Recently, House Bill 3 was passed and its core is the creation of the Kentucky Business Investment Program (KBI). KBI consolidated four existing incentive programs into a single, more flexible program. HB3 also tweaked the Kentucky Reinvestment Act (KRA) and the Kentucky Enterprise Initiative Act (KEIA), and added two new programs: a Small Business Development Credit Program; and a Sales Tax Incentive for the purchase of communications systems or computer systems.
Okay, okay so you get that fact that the alphabet soup of economic development programs is new and improved . . . again, you ask . . . What’s in it for NKY’s entrepreneurs?
The only program that seems to have a direct impact for entrepreneurial businesses is the new Small Business Development Credit Program. The quick skinny goes like this – Small businesses (50 employees or less) that create and fill at least one position and invest at least $5,000 in capital equipment or technology over the course of a year will be able to apply for a tax credit worth as much as $25,000, which may be carried forward up to five years.
As we know, a potential tax credit is great but you need profits to use tax credits and an entrepreneurial company can take a few years to make a profit. The program’s five year carry forward may solve this problem.
This tax credit program certainly has great potential benefit for entrepreneurial businesses . . . BUT, hold that call to your accountant . . .this program will not go into effect until 2012. Yes, you heard me . . . 2012.
More on HB3 and NKY Entrepreneurs. . .
There is one “I know you will ask” program and a couple “you should have these on your radar screen” programs.
The “I know you will ask” is the new Sales Tax Incentive for the purchase of communications systems or computer systems. Sounds good until you get to the requirement that the expenditure must be $100,000,000 or more on qualifying equipment. . . . no typo. . . its $100,000,000. Clearly not a program directed at entrepreneurs.
Here are the two “you should have these on your radar screen” programs. First, if you expect to create 7+ new jobs in the next couple of years we should talk. You might qualify for the revised job creation KBI program (tax credit) or an existing program (forgivable loan, i.e cash).

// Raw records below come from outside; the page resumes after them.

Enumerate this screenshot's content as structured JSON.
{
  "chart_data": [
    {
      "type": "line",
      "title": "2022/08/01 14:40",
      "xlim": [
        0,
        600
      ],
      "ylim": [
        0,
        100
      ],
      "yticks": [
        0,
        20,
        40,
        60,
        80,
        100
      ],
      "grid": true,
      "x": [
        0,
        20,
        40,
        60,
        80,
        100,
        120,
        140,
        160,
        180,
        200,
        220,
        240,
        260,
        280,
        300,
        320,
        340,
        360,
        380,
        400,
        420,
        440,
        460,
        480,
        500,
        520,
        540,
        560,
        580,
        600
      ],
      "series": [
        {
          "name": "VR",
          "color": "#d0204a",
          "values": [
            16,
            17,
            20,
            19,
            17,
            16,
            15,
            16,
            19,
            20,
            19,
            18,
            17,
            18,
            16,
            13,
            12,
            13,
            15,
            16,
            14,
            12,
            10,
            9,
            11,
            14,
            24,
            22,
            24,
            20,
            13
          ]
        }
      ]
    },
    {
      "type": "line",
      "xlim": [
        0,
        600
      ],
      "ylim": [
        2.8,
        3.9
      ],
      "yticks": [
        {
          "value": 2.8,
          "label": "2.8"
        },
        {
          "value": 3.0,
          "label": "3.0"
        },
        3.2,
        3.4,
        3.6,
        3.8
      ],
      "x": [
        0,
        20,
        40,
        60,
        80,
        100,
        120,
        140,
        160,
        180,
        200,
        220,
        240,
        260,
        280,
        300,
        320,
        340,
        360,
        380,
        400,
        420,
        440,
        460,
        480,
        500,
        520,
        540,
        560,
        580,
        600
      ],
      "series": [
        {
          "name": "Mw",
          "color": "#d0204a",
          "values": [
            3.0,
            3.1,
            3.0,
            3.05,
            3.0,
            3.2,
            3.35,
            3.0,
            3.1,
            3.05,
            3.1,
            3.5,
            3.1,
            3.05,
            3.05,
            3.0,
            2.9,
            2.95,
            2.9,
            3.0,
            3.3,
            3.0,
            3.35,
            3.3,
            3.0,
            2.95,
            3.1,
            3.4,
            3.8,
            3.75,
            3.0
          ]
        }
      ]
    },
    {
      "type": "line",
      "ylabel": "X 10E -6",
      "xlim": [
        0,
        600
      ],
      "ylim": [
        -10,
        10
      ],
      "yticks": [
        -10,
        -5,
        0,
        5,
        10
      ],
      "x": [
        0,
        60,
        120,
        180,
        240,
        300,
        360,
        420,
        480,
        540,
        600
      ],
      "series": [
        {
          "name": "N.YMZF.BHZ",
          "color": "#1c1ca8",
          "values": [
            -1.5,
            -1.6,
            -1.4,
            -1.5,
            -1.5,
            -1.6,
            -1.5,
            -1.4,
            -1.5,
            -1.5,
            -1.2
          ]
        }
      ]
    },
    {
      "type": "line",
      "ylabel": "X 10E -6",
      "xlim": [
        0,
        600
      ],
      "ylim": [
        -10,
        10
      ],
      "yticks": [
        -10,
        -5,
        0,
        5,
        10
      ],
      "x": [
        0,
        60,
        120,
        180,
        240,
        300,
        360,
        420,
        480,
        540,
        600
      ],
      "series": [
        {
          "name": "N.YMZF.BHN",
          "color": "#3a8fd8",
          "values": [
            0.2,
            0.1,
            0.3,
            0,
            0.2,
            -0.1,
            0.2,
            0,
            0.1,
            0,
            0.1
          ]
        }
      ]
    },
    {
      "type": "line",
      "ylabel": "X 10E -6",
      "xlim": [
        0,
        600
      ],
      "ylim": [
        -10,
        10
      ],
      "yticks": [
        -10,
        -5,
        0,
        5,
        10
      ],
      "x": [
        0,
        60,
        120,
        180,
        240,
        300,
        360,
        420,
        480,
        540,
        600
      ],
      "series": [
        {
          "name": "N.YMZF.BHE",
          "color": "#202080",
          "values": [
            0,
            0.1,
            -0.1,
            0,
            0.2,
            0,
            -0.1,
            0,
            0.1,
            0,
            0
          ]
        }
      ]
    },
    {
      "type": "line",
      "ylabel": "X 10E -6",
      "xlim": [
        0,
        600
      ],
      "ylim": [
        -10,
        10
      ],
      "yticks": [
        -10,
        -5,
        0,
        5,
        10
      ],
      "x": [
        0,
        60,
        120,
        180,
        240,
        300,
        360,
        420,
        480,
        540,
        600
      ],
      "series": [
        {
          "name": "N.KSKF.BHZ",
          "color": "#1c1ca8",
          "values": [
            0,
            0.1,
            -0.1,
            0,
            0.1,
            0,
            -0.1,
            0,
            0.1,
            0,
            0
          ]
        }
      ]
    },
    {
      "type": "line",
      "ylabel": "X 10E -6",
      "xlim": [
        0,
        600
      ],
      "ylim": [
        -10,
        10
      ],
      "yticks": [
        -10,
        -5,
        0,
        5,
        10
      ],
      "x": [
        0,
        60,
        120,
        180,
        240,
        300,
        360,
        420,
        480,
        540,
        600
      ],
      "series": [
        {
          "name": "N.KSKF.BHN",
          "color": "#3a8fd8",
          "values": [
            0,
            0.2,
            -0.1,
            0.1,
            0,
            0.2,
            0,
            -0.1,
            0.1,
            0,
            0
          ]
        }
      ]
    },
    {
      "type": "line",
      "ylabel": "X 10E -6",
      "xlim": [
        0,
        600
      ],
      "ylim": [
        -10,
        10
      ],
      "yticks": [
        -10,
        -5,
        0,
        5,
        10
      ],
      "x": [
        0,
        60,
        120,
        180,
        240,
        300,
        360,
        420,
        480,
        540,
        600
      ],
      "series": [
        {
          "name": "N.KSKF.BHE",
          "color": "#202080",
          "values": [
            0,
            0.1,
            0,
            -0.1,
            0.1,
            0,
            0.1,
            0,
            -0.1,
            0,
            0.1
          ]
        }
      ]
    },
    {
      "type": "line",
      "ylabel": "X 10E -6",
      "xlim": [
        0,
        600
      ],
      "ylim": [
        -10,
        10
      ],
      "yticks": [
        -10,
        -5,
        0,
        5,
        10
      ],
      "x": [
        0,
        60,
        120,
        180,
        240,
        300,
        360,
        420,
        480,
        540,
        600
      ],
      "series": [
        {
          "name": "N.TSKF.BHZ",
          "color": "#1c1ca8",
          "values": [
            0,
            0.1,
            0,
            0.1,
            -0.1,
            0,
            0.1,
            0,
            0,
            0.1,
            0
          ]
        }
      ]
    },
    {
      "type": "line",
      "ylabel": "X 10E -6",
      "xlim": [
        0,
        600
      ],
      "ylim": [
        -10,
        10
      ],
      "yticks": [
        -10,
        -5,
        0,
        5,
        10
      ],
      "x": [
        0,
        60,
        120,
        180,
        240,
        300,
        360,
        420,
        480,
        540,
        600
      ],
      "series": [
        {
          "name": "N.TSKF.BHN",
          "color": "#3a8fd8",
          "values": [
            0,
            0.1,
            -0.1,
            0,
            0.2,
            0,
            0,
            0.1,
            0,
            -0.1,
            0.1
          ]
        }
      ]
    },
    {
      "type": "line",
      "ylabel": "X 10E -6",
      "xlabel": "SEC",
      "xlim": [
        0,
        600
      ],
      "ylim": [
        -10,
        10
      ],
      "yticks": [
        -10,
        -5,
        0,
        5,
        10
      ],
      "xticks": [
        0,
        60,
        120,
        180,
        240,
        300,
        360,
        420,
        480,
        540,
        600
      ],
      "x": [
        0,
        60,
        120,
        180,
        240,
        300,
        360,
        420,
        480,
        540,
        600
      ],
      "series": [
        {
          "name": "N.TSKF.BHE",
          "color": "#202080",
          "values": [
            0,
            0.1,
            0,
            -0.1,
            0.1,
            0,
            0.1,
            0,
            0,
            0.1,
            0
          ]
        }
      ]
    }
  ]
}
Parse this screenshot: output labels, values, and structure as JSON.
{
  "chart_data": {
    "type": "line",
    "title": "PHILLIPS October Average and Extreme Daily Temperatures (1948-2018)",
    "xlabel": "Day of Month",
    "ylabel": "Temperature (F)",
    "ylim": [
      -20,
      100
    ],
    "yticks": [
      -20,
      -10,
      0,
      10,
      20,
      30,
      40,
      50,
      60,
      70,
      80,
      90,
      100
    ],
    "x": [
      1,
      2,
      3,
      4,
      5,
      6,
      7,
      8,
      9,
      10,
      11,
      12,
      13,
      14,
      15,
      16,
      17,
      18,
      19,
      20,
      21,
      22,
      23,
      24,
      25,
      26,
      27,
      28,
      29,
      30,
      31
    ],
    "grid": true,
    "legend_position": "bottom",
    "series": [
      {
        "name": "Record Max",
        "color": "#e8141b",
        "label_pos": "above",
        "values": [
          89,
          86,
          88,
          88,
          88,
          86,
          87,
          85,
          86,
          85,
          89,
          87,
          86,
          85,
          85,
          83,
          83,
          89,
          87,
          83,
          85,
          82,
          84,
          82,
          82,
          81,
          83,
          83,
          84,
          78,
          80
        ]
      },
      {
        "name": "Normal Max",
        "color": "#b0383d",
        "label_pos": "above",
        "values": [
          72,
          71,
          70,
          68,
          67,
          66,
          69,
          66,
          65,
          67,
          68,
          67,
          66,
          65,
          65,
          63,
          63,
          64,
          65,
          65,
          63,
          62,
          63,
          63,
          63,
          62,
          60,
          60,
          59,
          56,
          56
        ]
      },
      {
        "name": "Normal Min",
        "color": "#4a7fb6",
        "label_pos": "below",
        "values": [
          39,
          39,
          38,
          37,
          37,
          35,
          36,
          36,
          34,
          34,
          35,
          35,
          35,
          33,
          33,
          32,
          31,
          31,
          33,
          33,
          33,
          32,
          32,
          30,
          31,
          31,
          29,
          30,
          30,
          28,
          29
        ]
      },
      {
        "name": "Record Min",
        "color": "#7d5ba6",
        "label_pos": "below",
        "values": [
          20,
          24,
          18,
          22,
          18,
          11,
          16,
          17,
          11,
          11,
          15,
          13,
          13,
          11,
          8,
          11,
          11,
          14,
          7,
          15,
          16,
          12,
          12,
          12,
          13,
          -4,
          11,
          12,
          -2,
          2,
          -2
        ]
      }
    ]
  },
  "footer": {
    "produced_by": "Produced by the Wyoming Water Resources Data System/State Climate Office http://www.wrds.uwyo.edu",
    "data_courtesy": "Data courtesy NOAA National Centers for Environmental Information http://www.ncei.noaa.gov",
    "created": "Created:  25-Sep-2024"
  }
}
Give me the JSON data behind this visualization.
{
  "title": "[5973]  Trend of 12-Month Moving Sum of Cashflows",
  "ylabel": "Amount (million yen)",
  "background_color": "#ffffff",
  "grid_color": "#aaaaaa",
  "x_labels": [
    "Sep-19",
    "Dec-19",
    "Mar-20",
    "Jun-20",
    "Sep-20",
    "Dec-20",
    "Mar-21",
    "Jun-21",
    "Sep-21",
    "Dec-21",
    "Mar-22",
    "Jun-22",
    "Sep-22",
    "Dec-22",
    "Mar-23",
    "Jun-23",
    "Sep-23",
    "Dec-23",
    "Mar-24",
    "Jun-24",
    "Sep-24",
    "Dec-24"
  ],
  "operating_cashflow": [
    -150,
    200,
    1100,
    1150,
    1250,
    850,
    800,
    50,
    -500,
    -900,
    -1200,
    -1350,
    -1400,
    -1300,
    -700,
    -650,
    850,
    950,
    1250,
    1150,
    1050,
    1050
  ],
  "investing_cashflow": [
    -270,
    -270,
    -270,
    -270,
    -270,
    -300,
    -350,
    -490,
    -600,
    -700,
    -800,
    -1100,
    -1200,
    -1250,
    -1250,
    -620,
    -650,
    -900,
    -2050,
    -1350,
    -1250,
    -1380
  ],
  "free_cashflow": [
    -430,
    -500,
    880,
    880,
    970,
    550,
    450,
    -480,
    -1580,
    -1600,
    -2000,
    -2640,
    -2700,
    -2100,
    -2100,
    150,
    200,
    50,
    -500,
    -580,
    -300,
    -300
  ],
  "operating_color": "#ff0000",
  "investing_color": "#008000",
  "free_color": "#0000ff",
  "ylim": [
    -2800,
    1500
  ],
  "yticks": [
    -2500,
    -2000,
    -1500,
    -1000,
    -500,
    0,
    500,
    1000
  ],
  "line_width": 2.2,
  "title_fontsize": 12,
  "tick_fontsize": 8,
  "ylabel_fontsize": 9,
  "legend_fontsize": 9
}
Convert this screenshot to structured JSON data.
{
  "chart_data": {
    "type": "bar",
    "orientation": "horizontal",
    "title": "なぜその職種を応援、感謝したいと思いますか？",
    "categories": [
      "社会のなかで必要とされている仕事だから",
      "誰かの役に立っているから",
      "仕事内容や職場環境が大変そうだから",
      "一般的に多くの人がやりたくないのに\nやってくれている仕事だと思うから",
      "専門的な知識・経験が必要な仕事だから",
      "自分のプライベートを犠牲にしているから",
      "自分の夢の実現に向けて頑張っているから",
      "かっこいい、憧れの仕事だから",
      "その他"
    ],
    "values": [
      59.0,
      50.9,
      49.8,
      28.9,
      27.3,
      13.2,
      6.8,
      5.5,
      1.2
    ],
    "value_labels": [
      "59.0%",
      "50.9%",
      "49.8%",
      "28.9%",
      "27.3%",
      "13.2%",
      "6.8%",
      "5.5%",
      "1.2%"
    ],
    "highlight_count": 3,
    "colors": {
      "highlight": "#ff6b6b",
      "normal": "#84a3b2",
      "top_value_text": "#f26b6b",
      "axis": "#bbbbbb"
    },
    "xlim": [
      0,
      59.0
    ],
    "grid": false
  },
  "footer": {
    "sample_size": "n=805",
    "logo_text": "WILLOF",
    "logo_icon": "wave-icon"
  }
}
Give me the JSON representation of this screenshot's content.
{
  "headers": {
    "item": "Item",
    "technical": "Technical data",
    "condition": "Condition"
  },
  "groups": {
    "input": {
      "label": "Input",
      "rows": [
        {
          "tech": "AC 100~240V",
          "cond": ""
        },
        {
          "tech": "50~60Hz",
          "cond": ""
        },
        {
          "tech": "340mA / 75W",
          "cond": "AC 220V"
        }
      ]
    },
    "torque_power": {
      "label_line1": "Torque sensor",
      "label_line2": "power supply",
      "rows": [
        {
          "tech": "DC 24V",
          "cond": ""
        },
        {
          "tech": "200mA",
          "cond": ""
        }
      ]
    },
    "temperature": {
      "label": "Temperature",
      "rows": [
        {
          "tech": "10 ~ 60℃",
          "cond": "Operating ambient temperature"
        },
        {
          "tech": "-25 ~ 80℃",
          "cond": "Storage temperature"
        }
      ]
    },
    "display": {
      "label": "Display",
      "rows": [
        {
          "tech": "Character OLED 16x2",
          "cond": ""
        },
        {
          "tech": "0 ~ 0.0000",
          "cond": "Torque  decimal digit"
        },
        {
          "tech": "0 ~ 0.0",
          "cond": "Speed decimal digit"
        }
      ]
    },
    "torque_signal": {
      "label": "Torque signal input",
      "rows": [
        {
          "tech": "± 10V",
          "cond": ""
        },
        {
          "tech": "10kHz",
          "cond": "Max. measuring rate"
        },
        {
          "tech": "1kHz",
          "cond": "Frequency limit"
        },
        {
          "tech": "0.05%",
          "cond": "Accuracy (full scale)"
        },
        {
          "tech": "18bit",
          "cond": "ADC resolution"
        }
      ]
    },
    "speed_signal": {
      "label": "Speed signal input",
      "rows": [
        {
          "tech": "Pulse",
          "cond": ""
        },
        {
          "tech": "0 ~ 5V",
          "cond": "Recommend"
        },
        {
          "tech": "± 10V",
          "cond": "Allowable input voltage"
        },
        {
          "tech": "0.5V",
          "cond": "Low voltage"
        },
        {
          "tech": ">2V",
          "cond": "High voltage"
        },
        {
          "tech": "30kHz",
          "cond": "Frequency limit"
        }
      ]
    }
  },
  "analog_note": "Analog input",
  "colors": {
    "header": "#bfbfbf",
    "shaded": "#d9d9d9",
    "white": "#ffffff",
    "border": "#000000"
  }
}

Secondly, if you or your clients are doing some major investing ($50,000+) in new electronic processing equipment (computers, networks, etc.) we need to talk about the Kentucky Enterprise Initiative Act. KEIA might provide for a sales tax refund for the equipment.
In summary, HB3 was clearly not targeted at entrepreneurs. It does have a couple of potentials that you should note. So the moral of this story for entrepreneurs is that you should keep in mind that the ezone does have grants, forgivable loan, SBIR award matches and equity match programs that are specifcaly directed at entrepreneurs. These programs existed before HB3 and still exist today . . . our office is ready to review your business and determine if you qualify. Please keep in mind that Northern Kentucky based ezone assisted companies have received over $70 million in grants, forgivible loans and equity.